D. Rossi reports grants and other support from Janssen, AbbVie, and AstraZeneca outside the submitted work. D.M. Kurtz reports other support from Foresight Diagnostics and personal fees from Roche and Genentech outside the submitted work, as well as patents related to methods for analysis of cell-free nucleic acids pending and licensed to Foresight Diagnostics.
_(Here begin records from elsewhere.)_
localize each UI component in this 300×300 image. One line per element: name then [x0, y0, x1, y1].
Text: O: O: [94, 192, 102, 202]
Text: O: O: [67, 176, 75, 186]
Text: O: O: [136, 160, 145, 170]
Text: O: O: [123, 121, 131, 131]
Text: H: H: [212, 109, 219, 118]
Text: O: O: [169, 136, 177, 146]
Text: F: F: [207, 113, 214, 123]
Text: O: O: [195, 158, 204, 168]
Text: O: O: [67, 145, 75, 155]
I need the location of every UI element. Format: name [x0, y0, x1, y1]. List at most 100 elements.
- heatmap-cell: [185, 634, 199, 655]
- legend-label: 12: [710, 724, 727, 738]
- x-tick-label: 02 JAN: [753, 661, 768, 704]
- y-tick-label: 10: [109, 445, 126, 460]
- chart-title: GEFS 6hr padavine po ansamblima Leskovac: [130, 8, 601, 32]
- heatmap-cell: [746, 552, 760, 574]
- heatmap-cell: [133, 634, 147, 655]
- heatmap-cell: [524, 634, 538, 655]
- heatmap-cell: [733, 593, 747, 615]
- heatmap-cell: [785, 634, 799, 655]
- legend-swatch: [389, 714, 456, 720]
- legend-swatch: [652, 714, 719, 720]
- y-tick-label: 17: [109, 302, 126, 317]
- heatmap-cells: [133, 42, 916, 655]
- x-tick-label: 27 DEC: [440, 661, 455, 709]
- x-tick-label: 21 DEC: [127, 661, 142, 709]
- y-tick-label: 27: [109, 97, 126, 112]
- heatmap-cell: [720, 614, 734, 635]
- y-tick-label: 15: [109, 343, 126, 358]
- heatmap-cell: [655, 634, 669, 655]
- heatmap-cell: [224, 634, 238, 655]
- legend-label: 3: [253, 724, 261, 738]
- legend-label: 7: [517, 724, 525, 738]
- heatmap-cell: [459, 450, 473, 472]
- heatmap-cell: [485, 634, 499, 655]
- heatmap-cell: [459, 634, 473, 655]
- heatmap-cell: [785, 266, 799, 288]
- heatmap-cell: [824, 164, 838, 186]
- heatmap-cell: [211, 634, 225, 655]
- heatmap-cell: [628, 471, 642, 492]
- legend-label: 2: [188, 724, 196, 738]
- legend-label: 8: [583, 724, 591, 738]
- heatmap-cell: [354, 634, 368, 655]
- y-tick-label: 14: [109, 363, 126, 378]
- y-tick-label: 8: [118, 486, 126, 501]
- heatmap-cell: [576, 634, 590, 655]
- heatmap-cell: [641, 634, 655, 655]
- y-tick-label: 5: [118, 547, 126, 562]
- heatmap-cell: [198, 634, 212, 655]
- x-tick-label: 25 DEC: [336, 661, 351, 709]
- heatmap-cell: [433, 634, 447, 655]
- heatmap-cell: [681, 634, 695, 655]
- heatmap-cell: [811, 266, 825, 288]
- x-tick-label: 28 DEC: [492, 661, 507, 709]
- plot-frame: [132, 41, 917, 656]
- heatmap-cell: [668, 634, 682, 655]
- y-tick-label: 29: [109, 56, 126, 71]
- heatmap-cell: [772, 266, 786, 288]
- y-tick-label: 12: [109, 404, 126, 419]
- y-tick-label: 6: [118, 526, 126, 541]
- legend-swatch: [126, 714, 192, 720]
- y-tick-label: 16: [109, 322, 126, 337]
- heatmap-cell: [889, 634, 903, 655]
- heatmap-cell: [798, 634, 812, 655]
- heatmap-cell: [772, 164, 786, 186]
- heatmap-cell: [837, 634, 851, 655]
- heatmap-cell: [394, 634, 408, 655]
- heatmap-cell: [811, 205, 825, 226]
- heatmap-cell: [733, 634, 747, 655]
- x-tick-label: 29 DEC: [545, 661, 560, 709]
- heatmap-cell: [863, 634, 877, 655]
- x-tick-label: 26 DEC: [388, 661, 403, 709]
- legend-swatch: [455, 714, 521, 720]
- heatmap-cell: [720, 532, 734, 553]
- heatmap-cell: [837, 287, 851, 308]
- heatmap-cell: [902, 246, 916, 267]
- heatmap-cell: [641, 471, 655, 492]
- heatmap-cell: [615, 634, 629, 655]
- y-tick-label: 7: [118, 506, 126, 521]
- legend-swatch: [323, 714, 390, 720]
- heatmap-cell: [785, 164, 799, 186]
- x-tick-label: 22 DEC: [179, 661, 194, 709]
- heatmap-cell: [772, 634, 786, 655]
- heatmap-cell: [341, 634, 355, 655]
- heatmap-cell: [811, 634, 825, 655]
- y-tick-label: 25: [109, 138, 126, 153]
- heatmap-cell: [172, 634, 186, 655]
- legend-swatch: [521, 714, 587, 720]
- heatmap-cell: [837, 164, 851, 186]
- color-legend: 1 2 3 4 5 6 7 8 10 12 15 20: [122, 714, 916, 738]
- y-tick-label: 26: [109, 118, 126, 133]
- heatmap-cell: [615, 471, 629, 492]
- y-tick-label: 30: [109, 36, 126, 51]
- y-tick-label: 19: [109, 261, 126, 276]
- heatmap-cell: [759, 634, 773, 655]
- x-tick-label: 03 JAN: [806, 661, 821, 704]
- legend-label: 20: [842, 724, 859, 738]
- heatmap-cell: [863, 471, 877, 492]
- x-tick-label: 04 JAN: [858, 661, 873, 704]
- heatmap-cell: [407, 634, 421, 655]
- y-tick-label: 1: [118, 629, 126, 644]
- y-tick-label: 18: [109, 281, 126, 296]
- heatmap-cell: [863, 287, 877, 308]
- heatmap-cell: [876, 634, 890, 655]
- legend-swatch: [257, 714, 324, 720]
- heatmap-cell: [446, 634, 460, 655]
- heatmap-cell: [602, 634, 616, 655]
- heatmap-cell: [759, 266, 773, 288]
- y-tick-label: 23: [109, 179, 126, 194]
A.A. Alizadeh reports personal fees and other support from Roche, Gilead, and Chugai, other support from Genentech, Celgene, Janssen, FortySeven, Foresight Diagnostics, Cibermed Inc., and Pharmacyclics, and grants from Bristol Myers Squibb during the conduct of the study, as well as a patent for 20210214437 issued, licensed, and with royalties paid from FortySeven, a patent for 20210172022 pending and licensed to Foresight, a patent for 20210033608 pending, a patent for 10167514 issued and licensed to CiberMed, a patent for 10633450 issued, a patent for 20190338364 pending and licensed to CiberMed, a patent for 9605320 issued, and a patent for 20140296081 issued, licensed, and with royalties paid from Roche. No disclosures were reported by the other authors.